En cada entrevista de Mi Ritual, Mi Esencia, hay un hilo que se repite: pausar no es un lujo, es una necesidad. Todas las mujeres que han compartido sus rituales han encontrado, a su manera, una forma de sostenerse. No se trata de fórmulas mágicas, sino de decisiones diarias que las anclan al presente y las reconectan con lo esencial.
Hacer pausa, aunque sea por un instante, permite escucharnos, sentirnos y volver a lo esencial. Ninguna de las mujeres que ha compartido su ritual busca la perfección; buscan sostenerse, cuidarse, y recordar que el presente también se habita con gestos pequeños.
En esta última entrega de Mi Ritual, Mi Esencia, hicimos una pausa con una mujer que entiende el poder del autocuidado diario. Desde el protector solar hasta un baño con intención, cada gesto tiene sentido. Cada acción es un recordatorio: también lo pequeño puede ser transformador.
Hoy, hicimos una pausa con Manola Izquierdo, mercadóloga y fundadora de Melon Beauty, una marca que también nació desde el deseo de cuidar. En sus respuestas, nos comparte cómo el ejercicio, el agua y los pequeños hábitos diarios pueden ser actos profundos de regreso a una misma.

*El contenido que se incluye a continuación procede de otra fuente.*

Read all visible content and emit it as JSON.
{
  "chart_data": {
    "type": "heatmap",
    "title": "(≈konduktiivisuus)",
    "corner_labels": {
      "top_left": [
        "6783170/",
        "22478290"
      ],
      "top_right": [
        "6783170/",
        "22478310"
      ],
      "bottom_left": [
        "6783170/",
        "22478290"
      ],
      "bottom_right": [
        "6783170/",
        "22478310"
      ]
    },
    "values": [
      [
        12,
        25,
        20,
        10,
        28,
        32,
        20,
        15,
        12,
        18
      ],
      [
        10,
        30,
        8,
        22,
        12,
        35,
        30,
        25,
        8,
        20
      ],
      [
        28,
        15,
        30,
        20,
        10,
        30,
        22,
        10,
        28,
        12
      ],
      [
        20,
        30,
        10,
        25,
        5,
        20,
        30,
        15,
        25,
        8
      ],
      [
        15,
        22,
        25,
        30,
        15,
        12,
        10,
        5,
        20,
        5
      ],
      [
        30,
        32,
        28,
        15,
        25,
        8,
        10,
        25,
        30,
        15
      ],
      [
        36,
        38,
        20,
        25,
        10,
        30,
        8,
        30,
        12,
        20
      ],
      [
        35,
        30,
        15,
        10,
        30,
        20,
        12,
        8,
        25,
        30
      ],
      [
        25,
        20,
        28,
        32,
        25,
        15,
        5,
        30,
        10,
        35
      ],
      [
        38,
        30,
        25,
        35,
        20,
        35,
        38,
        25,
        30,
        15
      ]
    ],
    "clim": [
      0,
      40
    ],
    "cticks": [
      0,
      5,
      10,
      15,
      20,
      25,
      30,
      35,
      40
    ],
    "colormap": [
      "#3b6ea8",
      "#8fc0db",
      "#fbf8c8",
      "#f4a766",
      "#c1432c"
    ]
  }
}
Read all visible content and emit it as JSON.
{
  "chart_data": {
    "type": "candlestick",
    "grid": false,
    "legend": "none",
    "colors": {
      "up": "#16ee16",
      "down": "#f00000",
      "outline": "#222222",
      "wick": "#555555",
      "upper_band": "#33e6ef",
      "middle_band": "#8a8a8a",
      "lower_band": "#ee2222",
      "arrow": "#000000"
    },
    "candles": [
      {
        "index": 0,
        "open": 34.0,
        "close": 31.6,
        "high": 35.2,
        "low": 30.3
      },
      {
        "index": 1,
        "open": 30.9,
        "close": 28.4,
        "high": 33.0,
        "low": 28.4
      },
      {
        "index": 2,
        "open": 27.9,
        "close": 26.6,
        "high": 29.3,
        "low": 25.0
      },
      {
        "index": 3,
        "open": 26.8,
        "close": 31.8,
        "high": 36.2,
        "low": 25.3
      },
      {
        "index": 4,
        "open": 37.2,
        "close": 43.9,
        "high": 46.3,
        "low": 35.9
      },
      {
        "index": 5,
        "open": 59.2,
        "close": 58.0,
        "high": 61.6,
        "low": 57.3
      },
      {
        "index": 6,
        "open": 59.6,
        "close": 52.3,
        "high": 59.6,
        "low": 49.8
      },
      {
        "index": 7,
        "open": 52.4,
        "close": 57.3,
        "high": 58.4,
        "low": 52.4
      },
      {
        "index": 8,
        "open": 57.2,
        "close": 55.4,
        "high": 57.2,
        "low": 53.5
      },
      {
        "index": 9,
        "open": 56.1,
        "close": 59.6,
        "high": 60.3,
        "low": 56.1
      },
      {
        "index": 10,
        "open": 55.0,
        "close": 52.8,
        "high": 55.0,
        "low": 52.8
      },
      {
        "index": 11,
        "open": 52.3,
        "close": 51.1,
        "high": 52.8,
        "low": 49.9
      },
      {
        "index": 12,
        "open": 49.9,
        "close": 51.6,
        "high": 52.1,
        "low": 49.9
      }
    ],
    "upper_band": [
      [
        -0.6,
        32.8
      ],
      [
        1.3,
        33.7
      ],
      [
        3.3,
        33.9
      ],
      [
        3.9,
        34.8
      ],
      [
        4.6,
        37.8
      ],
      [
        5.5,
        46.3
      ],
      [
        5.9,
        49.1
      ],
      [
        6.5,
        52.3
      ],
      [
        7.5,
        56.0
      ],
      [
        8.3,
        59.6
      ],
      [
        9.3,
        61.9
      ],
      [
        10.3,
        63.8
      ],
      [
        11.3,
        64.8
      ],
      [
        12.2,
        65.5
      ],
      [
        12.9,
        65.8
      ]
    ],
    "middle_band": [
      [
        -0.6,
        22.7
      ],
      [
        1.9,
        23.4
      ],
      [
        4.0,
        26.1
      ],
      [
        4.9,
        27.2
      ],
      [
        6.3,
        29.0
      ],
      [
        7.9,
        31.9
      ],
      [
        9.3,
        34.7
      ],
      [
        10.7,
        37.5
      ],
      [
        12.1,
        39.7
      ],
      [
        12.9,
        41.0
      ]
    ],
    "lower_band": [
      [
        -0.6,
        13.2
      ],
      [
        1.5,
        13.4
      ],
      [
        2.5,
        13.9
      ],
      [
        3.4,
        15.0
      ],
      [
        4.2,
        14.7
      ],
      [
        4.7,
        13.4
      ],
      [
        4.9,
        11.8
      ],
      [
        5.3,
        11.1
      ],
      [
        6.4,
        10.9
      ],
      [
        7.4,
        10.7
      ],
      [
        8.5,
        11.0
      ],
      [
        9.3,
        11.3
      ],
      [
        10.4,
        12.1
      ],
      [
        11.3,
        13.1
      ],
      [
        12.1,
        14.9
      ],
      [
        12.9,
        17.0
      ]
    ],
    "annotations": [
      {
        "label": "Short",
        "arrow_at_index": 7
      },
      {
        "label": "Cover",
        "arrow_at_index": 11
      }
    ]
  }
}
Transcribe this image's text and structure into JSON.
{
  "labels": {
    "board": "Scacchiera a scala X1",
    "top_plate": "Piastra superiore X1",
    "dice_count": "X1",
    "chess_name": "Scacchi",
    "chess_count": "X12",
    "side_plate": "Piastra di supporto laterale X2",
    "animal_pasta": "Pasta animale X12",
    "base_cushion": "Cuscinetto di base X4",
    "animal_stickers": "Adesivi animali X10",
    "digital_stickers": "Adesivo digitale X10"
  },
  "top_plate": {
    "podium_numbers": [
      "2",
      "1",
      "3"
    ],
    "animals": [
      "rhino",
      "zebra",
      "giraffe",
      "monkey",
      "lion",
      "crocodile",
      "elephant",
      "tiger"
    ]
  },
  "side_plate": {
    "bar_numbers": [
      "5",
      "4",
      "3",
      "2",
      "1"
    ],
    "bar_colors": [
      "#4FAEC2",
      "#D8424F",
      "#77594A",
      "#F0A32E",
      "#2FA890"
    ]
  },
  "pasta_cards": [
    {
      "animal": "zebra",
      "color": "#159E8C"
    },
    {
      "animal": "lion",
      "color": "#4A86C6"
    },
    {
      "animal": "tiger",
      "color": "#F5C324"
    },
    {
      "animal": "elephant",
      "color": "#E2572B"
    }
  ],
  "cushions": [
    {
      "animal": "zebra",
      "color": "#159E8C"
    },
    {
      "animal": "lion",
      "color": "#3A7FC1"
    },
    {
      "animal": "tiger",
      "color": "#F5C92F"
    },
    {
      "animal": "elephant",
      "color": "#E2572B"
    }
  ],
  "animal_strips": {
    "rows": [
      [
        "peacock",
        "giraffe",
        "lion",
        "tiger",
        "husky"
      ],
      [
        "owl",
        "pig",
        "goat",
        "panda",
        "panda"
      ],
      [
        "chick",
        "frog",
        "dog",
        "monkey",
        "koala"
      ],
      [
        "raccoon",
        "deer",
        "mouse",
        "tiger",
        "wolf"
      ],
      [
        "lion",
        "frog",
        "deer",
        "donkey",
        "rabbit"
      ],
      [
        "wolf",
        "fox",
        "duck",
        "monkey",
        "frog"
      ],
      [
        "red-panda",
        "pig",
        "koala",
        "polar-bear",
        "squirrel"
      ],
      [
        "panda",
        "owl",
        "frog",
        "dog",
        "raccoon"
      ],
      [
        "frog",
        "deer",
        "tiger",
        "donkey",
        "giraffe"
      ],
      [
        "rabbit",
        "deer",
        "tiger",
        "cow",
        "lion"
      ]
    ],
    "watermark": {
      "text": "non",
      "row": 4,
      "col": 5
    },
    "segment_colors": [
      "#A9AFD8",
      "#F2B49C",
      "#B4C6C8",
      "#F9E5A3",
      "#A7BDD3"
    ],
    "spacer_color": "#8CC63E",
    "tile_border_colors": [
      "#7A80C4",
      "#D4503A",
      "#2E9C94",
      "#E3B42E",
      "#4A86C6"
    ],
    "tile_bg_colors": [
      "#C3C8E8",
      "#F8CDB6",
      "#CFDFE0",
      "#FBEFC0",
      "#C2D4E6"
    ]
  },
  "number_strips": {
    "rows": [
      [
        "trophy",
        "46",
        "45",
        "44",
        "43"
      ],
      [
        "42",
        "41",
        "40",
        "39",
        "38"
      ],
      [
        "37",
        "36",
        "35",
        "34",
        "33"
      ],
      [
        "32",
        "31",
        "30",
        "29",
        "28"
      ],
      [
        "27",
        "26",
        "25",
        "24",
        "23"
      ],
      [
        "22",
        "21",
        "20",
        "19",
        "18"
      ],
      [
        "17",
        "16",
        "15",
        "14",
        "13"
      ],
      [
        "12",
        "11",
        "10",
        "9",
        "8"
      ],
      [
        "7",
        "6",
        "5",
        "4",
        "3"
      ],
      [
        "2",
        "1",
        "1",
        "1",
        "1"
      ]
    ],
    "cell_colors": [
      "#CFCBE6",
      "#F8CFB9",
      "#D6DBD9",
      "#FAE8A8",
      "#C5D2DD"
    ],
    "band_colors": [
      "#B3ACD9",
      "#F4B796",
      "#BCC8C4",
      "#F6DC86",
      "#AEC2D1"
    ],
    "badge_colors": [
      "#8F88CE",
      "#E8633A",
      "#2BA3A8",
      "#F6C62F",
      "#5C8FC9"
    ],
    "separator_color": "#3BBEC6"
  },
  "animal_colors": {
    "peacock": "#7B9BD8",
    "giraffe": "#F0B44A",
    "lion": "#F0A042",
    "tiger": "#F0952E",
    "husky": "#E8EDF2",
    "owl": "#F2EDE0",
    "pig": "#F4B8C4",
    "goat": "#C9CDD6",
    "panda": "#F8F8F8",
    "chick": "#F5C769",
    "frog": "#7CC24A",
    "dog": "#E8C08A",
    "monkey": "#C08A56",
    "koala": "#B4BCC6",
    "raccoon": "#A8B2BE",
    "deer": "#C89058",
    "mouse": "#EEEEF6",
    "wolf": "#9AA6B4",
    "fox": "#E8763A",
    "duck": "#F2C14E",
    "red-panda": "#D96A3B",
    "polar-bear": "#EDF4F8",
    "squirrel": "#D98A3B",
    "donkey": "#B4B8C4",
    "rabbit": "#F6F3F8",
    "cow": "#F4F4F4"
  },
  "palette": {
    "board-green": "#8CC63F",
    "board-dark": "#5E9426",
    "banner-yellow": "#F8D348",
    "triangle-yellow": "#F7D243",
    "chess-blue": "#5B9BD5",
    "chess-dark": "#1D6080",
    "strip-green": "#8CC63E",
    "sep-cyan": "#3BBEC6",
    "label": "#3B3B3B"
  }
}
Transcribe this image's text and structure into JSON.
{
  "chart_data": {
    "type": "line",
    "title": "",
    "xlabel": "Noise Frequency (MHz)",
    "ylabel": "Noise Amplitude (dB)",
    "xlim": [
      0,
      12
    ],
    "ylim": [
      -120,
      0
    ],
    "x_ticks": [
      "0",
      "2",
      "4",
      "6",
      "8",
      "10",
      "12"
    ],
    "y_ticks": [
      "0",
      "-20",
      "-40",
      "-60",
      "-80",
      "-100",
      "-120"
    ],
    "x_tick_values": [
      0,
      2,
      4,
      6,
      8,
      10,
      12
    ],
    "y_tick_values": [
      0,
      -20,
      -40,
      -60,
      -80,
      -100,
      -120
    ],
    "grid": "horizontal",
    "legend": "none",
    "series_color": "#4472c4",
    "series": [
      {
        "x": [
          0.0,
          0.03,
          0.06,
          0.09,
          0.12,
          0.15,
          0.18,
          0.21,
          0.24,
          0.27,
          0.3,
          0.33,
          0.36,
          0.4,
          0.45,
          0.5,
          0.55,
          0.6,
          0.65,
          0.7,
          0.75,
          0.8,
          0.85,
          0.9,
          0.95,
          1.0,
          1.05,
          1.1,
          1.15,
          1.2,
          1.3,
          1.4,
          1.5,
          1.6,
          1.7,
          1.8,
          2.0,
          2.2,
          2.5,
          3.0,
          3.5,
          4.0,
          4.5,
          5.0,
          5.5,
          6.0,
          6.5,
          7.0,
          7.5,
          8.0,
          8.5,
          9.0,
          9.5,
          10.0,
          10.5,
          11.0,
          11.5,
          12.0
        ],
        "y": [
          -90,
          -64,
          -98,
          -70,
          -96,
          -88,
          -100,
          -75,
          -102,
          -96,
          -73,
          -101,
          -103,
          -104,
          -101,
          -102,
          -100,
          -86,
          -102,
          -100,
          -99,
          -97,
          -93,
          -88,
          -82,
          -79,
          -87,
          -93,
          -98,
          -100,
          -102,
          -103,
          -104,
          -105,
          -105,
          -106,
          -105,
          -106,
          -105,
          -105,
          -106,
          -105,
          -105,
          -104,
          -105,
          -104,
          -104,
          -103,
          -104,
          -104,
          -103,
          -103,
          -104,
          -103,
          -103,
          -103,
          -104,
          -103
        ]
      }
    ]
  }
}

¿Cuál es el primer recuerdo que tienes de un aroma que te marcó?
Los aromas te regresan a momentos y a personas. La memoria olfativa es tan poderosa que te coloca en ese instante de tu pasado inmediatamente. Para mí es el olor a Crayola, me regresa a un salón de la escuela donde estudié.
¿Qué ritual diario no negocias?
Usar protector solar, en definitiva este es un no negociable diario.
¿Qué haces para regresar a ti cuando el mundo va muy rápido?
A veces escucho música, mantras de relajación, otras veces me sirve darme un baño, el agua me da un reset.
¿Qué olor te hace sentir en casa?
Vainilla/coco.
¿Qué hábito te cambió la vida?
Hacer ejercicio todos los días, me da claridad mental, motivación, me ayuda a saber que al menos hoy, ya hice algo por mí. Y eso hacerlo todos los días.